According to the nytimes.com:

“With a brazen hail of bullets, gunmen assassinated a prominent opposition leader on Thursday as his family watched, inciting nationwide outrage and exposing a deepening political divide in Tunisia, the last bastion of relative stability among the Arab countries convulsed by revolutionary upheavals over the past two years.

“The assassination of the opposition leader, Brahmi, was the second time in five months that a leading liberal politician was fatally shot. Many suspected that Islamist extremists were responsible and warned that they threatened the kind of pluralistic democracy envisioned in Tunisia’s 2011 uprising, which inspired the Arab Spring revolutions.

“The assassination drew swift international condemnation from across the globe.

“The U.S. State Department called for a ‘transparent and professional’ investigation, while French President Francois Hollande urged Tunisians to show ‘the necessary spirit of responsibility to preserve national unity and guarantee the pursuit of the democratic transition.'”

According to Reuters.com:

U.N. human rights chief Navi Pillay called for the killers to be brought to account and said the government must do more to ‘deter these terrible acts’ and protect people at risk.

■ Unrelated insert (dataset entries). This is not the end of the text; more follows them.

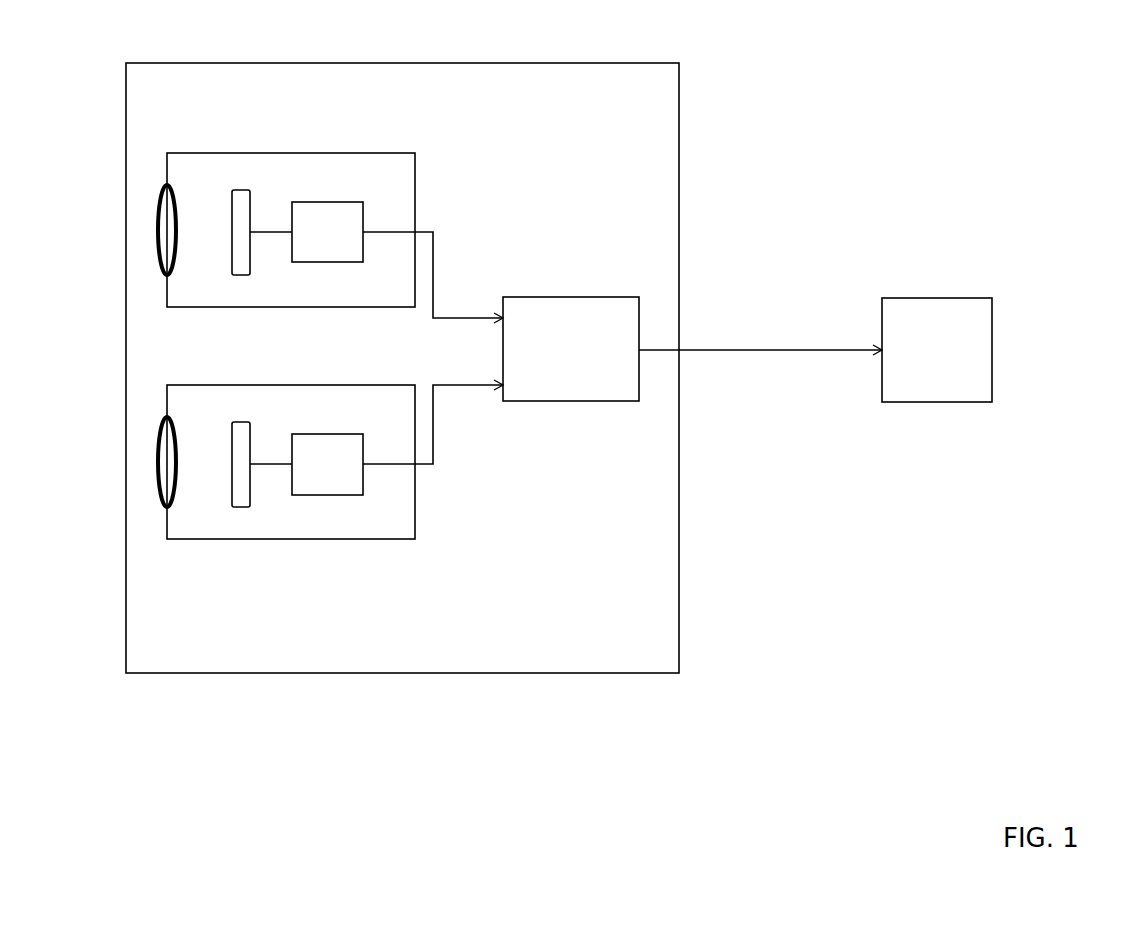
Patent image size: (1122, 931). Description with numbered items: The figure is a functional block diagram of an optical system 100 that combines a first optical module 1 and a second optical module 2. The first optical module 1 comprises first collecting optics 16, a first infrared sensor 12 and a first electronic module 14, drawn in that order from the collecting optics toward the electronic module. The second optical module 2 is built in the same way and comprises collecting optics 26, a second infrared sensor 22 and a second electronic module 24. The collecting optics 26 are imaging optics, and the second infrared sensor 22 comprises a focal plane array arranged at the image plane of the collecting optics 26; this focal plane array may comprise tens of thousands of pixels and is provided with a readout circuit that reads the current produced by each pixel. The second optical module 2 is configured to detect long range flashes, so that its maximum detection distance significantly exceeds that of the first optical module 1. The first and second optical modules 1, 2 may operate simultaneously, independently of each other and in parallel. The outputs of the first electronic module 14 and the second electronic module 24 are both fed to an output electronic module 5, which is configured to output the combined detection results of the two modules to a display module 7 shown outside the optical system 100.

The optical system 100 is at (643, 62).
The first optical module 1 is at (400, 152).
The second optical module 2 is at (344, 385).
The first infrared sensor 12 is at (237, 190).
The first electronic module 14 is at (335, 202).
The first collecting optics 16 is at (158, 220).
The second infrared sensor 22 is at (240, 507).
The second electronic module 24 is at (337, 495).
The collecting optics 26 is at (158, 473).
The output electronic module 5 is at (582, 297).
The display module 7 is at (917, 298).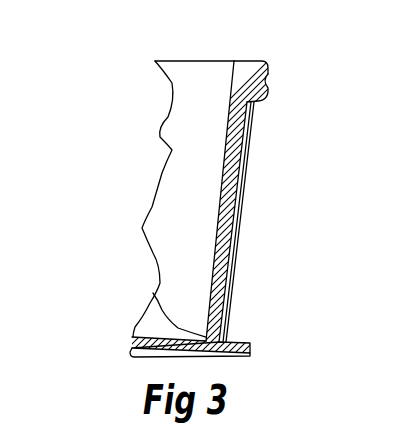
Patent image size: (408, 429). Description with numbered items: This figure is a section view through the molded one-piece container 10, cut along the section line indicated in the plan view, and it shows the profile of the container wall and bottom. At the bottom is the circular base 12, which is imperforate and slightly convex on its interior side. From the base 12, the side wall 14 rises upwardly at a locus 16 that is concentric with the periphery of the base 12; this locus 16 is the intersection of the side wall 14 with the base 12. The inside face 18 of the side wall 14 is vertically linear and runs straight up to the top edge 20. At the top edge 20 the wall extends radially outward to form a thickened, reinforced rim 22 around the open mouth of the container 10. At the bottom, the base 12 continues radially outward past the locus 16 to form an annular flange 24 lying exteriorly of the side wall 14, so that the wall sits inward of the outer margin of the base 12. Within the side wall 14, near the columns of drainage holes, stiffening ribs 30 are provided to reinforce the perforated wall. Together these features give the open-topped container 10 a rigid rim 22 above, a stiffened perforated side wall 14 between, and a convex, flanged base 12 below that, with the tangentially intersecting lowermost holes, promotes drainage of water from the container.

The container 10 is at (134, 208).
The base 12 is at (130, 338).
The side wall 14 is at (152, 258).
The locus 16 is at (153, 293).
The inside face 18 is at (232, 82).
The top edge 20 is at (246, 61).
The rim 22 is at (266, 84).
The annular flange 24 is at (247, 344).
The stiffening ribs 30 is at (251, 138).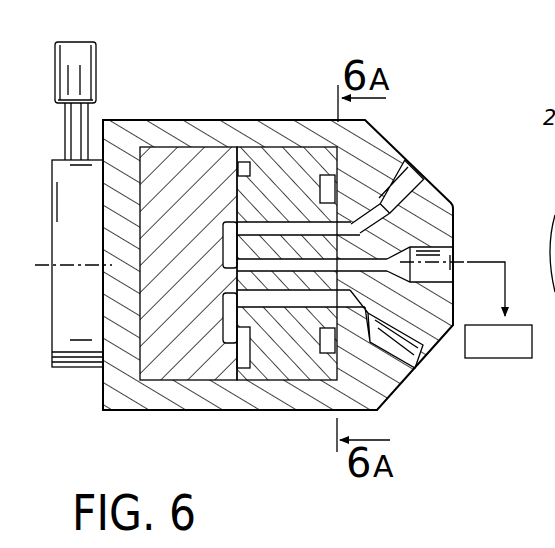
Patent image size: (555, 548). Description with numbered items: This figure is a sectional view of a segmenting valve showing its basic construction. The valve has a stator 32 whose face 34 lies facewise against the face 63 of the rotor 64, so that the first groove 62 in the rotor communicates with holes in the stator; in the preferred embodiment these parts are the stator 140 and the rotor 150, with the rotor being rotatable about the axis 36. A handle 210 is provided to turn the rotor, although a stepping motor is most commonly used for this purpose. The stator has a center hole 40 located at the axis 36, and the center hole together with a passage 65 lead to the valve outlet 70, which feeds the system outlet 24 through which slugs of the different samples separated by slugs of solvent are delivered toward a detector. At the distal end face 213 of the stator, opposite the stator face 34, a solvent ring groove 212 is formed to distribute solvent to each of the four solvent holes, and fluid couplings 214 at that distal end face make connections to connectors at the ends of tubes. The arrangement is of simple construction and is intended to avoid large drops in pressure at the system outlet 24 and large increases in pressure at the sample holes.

The handle 210 is at (55, 63).
The rotor 150 is at (168, 152).
The rotor 64 is at (173, 154).
The face of the stator 34 is at (213, 152).
The stator 140 is at (250, 150).
The stator 32 is at (284, 146).
The solvent ring groove 212 is at (303, 150).
The distal end face of the stator 213 is at (383, 150).
The fluid couplings 214 is at (403, 197).
The valve outlet 70 is at (420, 246).
The axis 36 is at (470, 262).
The system outlet 24 is at (503, 290).
The passage 65 is at (413, 362).
The face of the rotor 63 is at (300, 306).
The center hole 40 is at (292, 272).
The first groove 62 is at (228, 220).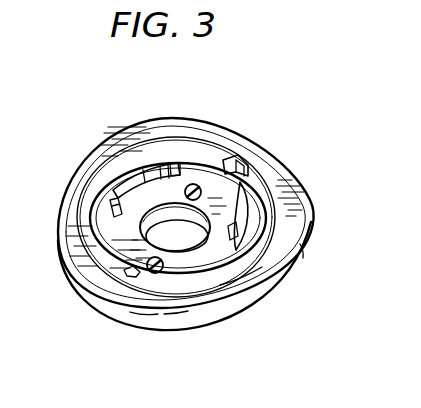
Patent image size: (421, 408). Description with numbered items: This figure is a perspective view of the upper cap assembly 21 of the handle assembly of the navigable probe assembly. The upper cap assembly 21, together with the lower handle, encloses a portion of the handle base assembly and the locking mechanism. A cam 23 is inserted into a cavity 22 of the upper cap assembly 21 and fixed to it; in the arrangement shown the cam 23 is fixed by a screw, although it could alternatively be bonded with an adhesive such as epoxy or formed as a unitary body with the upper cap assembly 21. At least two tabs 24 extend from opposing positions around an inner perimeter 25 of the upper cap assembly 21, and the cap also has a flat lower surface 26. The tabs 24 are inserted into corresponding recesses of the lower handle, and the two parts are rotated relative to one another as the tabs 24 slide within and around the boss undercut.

The upper cap assembly 21 is at (110, 110).
The cavity 22 is at (87, 237).
The cam 23 is at (170, 190).
The tabs 24 is at (232, 157).
The inner perimeter 25 is at (268, 242).
The flat lower surface 26 is at (96, 157).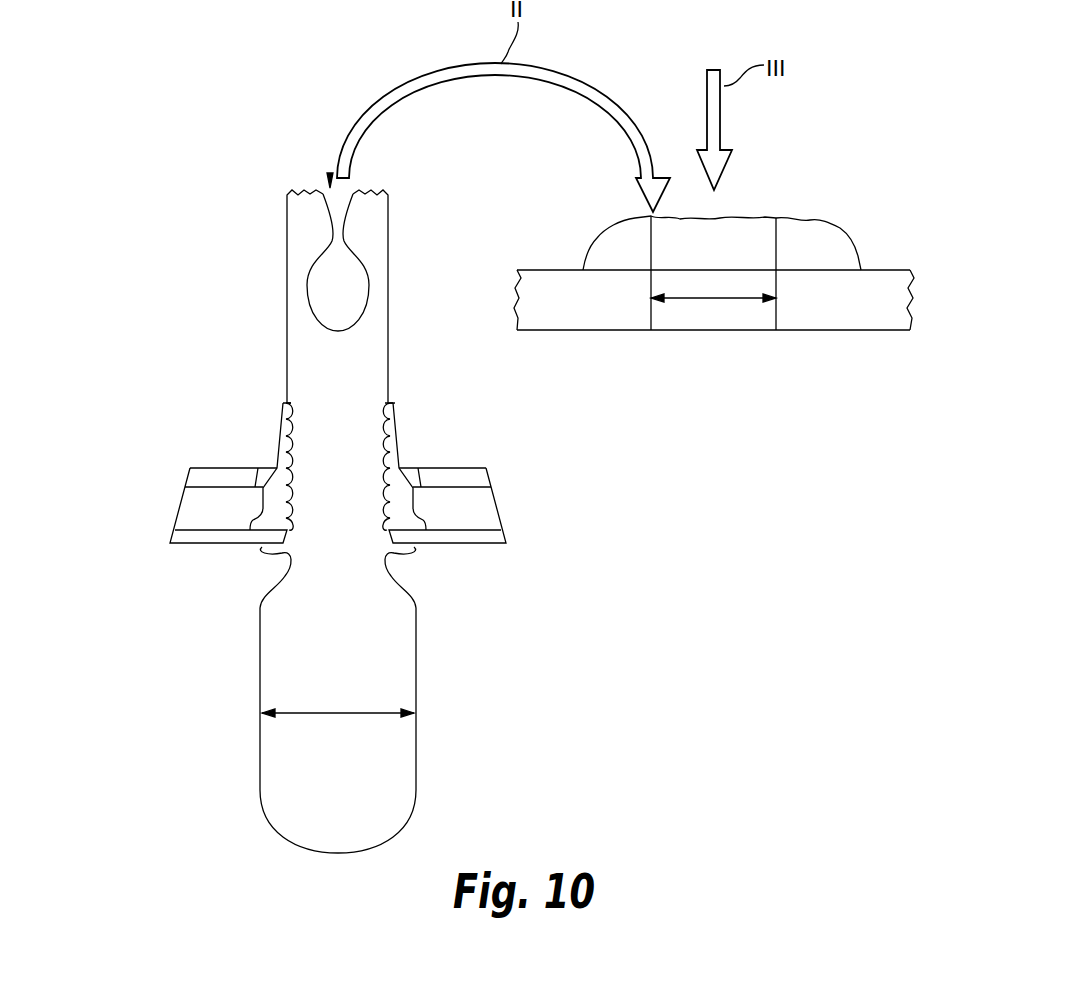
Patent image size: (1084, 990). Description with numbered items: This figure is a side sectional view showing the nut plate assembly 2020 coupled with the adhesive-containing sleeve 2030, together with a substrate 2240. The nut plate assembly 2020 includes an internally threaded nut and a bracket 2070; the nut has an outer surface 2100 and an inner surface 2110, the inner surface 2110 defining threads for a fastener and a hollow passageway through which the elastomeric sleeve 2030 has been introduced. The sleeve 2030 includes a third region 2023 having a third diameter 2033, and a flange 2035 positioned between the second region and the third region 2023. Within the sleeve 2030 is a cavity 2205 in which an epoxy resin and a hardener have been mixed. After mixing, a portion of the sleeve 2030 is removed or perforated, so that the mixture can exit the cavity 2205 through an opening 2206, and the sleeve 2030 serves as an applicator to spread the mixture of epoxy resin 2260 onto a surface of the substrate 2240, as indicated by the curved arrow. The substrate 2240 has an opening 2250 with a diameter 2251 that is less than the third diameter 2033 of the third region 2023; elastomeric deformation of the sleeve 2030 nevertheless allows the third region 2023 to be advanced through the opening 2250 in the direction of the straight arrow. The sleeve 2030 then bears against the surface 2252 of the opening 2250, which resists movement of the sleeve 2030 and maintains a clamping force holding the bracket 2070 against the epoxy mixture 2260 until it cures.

The nut plate assembly 2020 is at (295, 425).
The third region 2023 is at (286, 724).
The sleeve 2030 is at (281, 260).
The third diameter 2033 is at (338, 748).
The flange 2035 is at (260, 563).
The bracket 2070 is at (188, 470).
The outer surface 2100 is at (396, 425).
The inner surface 2110 is at (384, 418).
The cavity 2205 is at (322, 293).
The opening 2206 is at (330, 185).
The substrate 2240 is at (883, 269).
The opening 2250 is at (720, 331).
The diameter 2251 is at (700, 300).
The surface 2252 is at (772, 311).
The mixture of epoxy resin 2260 is at (583, 241).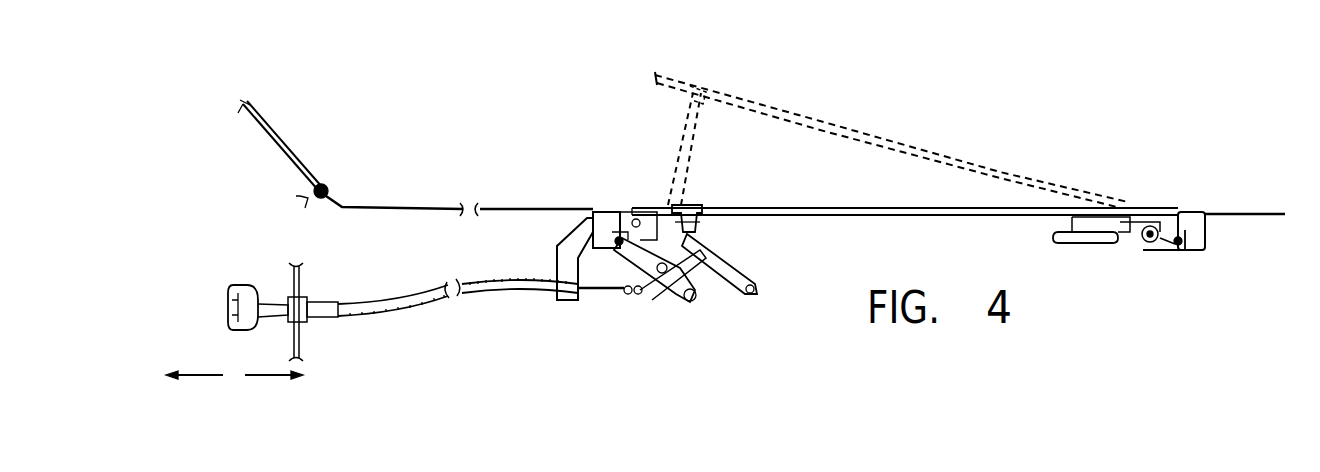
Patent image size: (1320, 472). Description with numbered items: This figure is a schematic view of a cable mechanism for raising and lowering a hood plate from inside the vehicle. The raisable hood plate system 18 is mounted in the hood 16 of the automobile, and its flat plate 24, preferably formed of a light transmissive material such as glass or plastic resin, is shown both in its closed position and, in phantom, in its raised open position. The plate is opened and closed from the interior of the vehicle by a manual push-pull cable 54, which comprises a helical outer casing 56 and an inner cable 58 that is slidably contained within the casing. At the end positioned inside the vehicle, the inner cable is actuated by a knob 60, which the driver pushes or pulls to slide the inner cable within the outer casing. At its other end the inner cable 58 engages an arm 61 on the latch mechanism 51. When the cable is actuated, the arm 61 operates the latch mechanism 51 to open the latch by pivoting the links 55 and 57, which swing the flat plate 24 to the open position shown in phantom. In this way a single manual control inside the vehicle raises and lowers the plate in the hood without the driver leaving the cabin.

The hood 16 is at (1238, 212).
The raisable hood plate system 18 is at (267, 128).
The flat plate 24 is at (910, 143).
The latch mechanism 51 is at (782, 276).
The manual push-pull cable 54 is at (396, 318).
The link 55 is at (688, 142).
The helical outer casing 56 is at (530, 292).
The link 57 is at (683, 183).
The inner cable 58 is at (607, 292).
The knob 60 is at (242, 284).
The arm 61 is at (638, 300).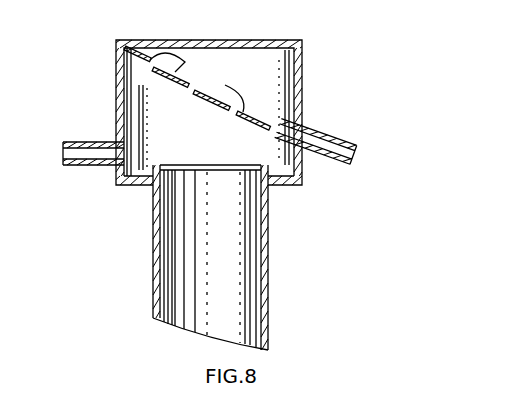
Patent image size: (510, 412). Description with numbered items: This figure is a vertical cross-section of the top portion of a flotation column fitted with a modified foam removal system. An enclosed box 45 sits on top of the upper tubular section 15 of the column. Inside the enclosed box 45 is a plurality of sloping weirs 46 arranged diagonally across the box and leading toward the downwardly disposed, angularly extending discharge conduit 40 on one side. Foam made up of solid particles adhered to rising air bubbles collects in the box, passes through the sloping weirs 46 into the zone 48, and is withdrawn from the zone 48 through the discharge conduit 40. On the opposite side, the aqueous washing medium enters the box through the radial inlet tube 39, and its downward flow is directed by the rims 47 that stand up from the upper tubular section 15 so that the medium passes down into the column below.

The upper tubular section 15 is at (268, 252).
The feed tube 39 is at (103, 142).
The discharge conduit 40 is at (327, 131).
The enclosed box 45 is at (302, 63).
The sloping weirs 46 is at (199, 91).
The rims 47 is at (153, 163).
The zone 48 is at (274, 80).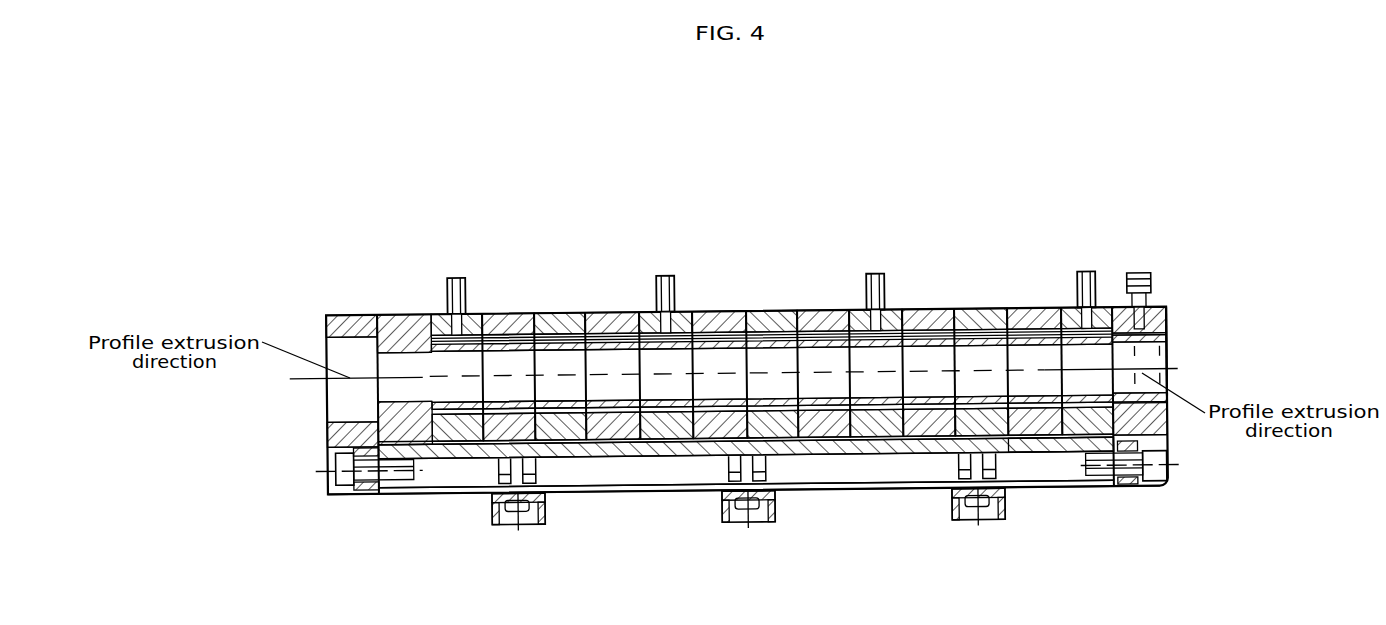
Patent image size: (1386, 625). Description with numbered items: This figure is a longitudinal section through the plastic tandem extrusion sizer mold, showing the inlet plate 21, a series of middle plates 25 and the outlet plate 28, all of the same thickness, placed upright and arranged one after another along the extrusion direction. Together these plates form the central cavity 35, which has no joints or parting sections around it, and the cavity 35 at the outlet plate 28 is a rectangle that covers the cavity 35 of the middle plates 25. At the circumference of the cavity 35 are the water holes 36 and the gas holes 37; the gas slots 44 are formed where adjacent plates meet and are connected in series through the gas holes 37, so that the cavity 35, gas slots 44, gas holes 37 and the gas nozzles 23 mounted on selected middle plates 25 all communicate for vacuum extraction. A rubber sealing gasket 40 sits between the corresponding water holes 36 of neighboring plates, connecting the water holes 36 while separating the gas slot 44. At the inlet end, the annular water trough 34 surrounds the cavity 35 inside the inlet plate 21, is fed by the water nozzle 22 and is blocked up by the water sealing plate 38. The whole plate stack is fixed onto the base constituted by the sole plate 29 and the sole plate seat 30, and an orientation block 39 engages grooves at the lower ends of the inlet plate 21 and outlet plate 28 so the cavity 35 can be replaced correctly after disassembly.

The inlet plate 21 is at (1163, 337).
The water nozzle 22 is at (1137, 276).
The gas nozzle 23 is at (452, 276).
The middle plate 25 is at (960, 309).
The outlet plate 28 is at (365, 323).
The base 29 is at (1017, 463).
The sole plate seat 30 is at (980, 521).
The annular water trough 34 is at (1144, 309).
The cavity 35 is at (822, 364).
The water hole 36 is at (1059, 446).
The gas hole 37 is at (1055, 310).
The water sealing plate 38 is at (1168, 337).
The orientation block 39 is at (1119, 487).
The sealing gasket 40 is at (861, 441).
The gas slot 44 is at (577, 323).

“Thousands of people protested outside the Interior Ministry in Tunis and a hospital in the Ariana district where Brahmi’s body had been taken. ‘Down with the rule of the Islamists,’ they chanted, and demanded that the government resign.

“Big crowds accompanied Brahmi’s body when it was taken later for autopsy at another Tunis hospital. Despite the presence of hundreds of soldiers and police, protesters smashed cars and broke some windows of the hospital in Ariana, witnesses said.

“In Tunis, riot police fired teargas in front of the Interior Ministry to try to disperse protesters, a witness said.

“Similar demonstrations erupted in the southern town of Sidi Bouzid, the cradle of the Tunisian revolution, where protesters set fire to two local Ennahda party offices, witnesses said.”